Theranostics 2017; 7(6):1650-1662. doi:10.7150/thno.17602 This issue Cite
1. Institute of Nano Biomedicine and Engineering, Key Laboratory for Thin Film and Micro fabrication of the Ministry of Education, Department of Instrument Science and Engineering, School of Electronic Information and Electrical Engineering, Shanghai Jiao Tong University, 800 Dongchuan Road, Shanghai 200240, P. R. China;
2. School of Biomedical Engineering, Shanghai Jiao Tong University, 800 Dongchuan Road, Shanghai 200240, P. R. China;
3. Institute of Refrigeration and Cryogenics, Shanghai Jiao Tong University, 800 Dongchuan Road, Shanghai 200240, P. R. China;
4. National Center for Translational Medicine, Shanghai Jiao Tong University, 800 Dongchuan Road, Shanghai 200240, P. R. China;
5. School of Life Science and Technology, Xi'an Jiaotong University, 28 Xianning Xi Road, Shanxi 710049, P. R. China.
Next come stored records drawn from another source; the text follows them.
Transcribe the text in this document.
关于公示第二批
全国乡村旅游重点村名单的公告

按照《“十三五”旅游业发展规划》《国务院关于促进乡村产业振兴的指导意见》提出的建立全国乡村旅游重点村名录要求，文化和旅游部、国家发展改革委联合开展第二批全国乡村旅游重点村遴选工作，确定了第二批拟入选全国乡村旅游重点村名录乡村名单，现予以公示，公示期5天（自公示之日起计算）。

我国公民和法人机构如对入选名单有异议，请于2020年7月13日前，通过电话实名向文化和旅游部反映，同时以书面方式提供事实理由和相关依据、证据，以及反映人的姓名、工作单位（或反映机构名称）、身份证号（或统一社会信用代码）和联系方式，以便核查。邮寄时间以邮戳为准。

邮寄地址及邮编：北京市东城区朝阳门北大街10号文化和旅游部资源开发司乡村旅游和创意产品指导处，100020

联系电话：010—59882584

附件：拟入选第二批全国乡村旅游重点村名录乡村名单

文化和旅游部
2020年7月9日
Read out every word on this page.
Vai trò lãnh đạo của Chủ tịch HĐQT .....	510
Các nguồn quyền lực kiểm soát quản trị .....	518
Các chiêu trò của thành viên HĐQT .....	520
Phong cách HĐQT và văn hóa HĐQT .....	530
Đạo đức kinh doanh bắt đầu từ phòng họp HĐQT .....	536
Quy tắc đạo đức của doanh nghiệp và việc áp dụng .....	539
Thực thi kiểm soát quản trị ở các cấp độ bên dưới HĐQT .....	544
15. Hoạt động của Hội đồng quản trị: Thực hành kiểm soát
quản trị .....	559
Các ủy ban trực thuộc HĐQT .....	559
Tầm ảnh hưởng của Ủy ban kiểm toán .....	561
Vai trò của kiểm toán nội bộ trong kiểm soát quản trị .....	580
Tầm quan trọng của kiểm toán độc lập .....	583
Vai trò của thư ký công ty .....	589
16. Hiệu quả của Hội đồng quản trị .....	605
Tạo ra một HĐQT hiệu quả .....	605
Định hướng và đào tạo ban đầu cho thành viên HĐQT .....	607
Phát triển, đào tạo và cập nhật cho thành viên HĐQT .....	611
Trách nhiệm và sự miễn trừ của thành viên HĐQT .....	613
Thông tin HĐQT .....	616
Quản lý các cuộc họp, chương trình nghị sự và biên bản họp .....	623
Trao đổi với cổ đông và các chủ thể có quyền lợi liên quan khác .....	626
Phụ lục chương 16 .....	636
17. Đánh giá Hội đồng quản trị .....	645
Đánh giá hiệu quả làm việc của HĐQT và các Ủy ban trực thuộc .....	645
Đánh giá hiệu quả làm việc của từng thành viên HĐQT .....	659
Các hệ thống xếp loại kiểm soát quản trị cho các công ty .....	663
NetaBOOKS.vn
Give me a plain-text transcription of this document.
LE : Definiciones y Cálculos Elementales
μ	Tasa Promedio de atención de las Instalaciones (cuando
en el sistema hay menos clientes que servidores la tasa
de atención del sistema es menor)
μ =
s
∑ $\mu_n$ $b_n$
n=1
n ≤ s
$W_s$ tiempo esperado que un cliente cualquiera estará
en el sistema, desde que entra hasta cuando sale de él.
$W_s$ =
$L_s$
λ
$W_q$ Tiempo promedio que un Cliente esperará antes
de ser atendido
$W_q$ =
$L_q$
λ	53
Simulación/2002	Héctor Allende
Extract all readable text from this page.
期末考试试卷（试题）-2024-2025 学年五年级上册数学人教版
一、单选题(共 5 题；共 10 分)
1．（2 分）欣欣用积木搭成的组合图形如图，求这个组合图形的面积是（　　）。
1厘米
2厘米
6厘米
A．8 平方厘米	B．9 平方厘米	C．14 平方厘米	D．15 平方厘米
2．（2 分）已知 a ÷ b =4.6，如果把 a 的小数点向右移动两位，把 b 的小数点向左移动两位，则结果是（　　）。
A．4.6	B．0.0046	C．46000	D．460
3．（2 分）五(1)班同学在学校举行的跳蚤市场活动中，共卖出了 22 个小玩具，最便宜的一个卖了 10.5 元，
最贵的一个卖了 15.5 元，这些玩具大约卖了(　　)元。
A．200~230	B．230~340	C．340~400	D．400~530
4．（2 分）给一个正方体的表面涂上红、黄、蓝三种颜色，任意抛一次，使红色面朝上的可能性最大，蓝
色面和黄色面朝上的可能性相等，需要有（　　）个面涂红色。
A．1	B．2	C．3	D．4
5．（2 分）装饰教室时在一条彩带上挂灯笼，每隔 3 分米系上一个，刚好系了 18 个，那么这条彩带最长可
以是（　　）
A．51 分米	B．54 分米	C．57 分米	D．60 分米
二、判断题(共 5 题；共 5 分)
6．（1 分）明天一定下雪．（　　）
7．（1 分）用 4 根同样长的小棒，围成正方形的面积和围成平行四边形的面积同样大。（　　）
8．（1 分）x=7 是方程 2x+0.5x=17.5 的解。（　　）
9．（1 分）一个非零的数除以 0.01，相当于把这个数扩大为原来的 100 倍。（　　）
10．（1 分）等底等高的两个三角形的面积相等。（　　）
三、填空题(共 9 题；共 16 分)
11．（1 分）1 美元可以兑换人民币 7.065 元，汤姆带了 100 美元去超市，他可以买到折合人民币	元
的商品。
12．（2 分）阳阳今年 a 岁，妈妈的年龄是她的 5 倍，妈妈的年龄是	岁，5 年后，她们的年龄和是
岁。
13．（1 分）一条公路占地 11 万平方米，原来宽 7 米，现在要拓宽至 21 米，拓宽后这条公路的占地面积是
Different stimulus including pH, light and temperature have been used for controlled drug release to prevent drug inactivation and minimize side-effects. Herein a novel nano-platform (GNS@CaCO3/ICG) consisting of calcium carbonate-encapsulated gold nanostars loaded with ICG was established to couple the photothermal properties of gold nanostars (GNSs) and the photodynamic properties of indocyanine green (ICG) in the photodynamic/photothermal combination therapy (PDT/PTT). In this study, the calcium carbonate worked not only a drug keeper to entrap ICG on the surface of GNSs in the form of a stable aggregate which was protected from blood clearance, but also as the a pH-responder to achieve highly effective tumor-triggered drug release locally. The application of GNS@CaCO3/ICG for in vitro and in vivo therapy achieved the combined antitumor effects upon the NIR irradiation, which was superior to the single PDT or PTT. Meanwhile, the distinct pH-triggered drug release performance of GNS@CaCO3/ICG implemented the tumor-targeted NIR fluorescence imaging. In addition, we monitored the bio-distribution and excretion pathway of GNS@CaCO3/ICG based on the NIR fluorescence from ICG and two-photon fluorescence and photoacoustic signal from GNSs, and the results proved that GNS@CaCO3/ICG had a great ability for tumor-specific and tumor-triggered drug release. We therefore conclude that the GNS@CaCO3/ICG holds great promise for clinical applications in anti-tumor therapy with tumor imaging or drug tracing.
Keywords: Calcium carbonate, Gold nanostars, Tumor-triggered, Combination antitumor therapy.